Beyond The Moon #5 - Bitcoin Ends Multi-Week Winning Streak Amidst Outflows from Spot Bitcoin ETFs

After concluding the previous week with an indecisive doji candlestick pattern, Bitcoin encountered a decisive shift as bearish sentiment took hold, marked by substantial sell volume following a nearly six-week bull rally.

Monday’s trading session unfolded with Bitcoin exhibiting sideways movement, fluctuating within the range of $69,000 to $66,500.

However, the intraday peak of $69,000 proved to be the weekly high, as traders in the subsequent Asian session triggered a wave of momentum selling, precipitating a steep overnight decline of almost $7,000 to $62,300 during early pre-market hours on Tuesday. Consequently, all Bitcoin spot ETFs listed on the NYSE commenced the morning with a notable gap down of -5%.

The market has experienced several instances of “gap downs” with spot ETFs since their inception, often presenting buying opportunities as prices are bid up. This recent occurrence was no exception, as prices rallied approximately 3% or $2,000 intraday, reaching the mid $60,000s.

However, this rally was short-lived, swiftly fading as the Asian session resumed, with Bitcoin retracing the entire upward move and plummeting to a low of $60,761 during pre-market hours on Wednesday. Notably, barely halfway through the week, Bitcoin underwent a significant intra-week swing from its high to low, exceeding $8,000 or -12%. Tuesday’s daily candle close of -8.34% marked the largest daily drop since the FTX collapse in November 2021!

The volatility continued as the market braced for the 2nd Federal Reserve meeting of the year, keeping the crypto rollercoaster in full swing. Following a dovish outlook from the Federal Reserve, Bitcoin staged an impressive rally, reclaiming significant ground to reach $68,249. The Fed’s tone, emphasizing potential interest rate cuts and a slower pace of quantitative tightening, injected renewed confidence into risk-on assets, including Bitcoin.

However, despite the nearly 10% price rally following the FOMC conference, the $68,249 price point marked the day’s high, representing a lower high compared to the $69,000 swing earlier on Monday.

ETF Flows Update

Spot ETF flows exhibited a notable net decrease compared to previous weeks, signaling a significant shift in trend with six consecutive days of net outflows.

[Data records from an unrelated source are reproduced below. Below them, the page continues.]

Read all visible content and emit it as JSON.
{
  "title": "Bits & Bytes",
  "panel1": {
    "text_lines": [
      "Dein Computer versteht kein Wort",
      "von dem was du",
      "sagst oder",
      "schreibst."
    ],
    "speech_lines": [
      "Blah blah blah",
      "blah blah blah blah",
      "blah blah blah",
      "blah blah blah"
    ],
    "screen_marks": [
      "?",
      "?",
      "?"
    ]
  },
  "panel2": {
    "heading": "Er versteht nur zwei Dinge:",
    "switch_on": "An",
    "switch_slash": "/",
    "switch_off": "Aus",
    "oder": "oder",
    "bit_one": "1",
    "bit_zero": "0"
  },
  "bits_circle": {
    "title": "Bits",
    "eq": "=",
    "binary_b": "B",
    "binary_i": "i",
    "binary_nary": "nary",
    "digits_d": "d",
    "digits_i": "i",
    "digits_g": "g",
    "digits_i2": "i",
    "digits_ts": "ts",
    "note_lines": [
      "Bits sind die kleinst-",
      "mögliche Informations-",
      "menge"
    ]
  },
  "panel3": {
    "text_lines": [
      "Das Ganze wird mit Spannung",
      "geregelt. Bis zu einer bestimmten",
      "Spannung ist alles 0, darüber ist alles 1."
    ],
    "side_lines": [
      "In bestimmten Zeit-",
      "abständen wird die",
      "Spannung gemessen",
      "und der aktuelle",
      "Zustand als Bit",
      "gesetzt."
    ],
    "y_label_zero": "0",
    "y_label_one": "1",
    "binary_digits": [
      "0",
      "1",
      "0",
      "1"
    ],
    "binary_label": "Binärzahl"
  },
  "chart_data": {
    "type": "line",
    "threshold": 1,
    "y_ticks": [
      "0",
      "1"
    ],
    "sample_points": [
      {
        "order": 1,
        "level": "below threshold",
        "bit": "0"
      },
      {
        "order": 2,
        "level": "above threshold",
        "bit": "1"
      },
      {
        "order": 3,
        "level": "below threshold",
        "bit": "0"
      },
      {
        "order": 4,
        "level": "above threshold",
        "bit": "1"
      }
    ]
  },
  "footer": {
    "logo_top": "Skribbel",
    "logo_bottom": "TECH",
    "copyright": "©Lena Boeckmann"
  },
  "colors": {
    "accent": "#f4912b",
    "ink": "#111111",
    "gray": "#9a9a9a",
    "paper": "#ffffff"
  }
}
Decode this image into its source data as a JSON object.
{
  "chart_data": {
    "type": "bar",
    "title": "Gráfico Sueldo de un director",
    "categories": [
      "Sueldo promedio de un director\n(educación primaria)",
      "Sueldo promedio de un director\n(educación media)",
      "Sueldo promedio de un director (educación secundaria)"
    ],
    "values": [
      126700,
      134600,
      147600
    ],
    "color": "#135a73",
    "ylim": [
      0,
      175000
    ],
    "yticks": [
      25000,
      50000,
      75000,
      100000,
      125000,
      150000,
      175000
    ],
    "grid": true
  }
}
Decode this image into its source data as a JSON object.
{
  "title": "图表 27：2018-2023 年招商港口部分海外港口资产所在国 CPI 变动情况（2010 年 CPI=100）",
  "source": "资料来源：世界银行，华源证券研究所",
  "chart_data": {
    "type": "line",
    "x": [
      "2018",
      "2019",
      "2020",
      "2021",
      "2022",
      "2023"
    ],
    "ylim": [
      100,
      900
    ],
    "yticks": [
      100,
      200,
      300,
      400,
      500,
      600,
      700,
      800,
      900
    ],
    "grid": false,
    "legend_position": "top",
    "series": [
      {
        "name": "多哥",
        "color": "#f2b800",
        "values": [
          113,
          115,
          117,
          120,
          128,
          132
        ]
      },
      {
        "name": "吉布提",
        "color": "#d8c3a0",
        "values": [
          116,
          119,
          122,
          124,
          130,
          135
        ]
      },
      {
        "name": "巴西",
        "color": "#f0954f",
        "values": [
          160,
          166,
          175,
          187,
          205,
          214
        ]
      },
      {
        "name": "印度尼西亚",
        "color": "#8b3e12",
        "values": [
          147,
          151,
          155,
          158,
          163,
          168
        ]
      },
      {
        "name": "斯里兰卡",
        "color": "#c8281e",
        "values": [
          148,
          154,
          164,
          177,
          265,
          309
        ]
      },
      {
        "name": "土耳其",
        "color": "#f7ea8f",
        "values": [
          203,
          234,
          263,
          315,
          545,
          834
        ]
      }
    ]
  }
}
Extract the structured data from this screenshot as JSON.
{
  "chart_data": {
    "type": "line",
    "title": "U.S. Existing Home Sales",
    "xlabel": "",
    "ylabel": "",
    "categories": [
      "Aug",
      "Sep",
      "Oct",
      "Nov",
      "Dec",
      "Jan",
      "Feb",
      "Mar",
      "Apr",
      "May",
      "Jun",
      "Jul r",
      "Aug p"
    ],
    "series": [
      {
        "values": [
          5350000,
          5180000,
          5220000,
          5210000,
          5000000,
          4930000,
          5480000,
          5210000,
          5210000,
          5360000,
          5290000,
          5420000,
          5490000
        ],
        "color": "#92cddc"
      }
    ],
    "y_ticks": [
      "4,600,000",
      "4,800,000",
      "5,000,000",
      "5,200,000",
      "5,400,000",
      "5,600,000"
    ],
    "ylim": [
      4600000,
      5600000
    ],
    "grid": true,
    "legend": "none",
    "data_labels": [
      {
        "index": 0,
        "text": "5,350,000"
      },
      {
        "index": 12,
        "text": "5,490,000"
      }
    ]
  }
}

This shift likely acted as a catalyst for Bitcoin’s price decline over the past week. The majority of recent outflows originated from Grayscale’s GBTC fund, which experienced a substantial decrease of 5,900 BTC or $339 million in just one day.

Over the course of the week, more than 28,000 bitcoins exited the fund, resulting in a 7.35% reduction in its total BTC under management. Despite peaking close to $12.2 billion in net inflows on March 15th, the week concluded with a reduction to $11.2 billion, marking an 8.2% decrease that closely mirrors Bitcoin’s price decline for the week.

Open Interest Data

Bitcoin futures open interest experienced a notable decline over the past week, dropping from $35 billion to $32 billion by week’s end, marking a decrease of over 9%. This reduction suggests a decrease in market participation among traders, potentially driven by profit-taking and position closures amid anticipated market volatility during FOMC week. Despite the decrease in ETF flows and a 6% price depreciation in Bitcoin for the week, longer-term technical indicators continue to signal bullish sentiment.

While it’s unrealistic to expect ETF flows to increase indefinitely, the market was poised for a pullback given this fundamental metric. As the month draws to a close, all eyes are on Bitcoin’s monthly closure. To solidify a record monthly closing high, Bitcoin needs to close above $61,359 by March 31st.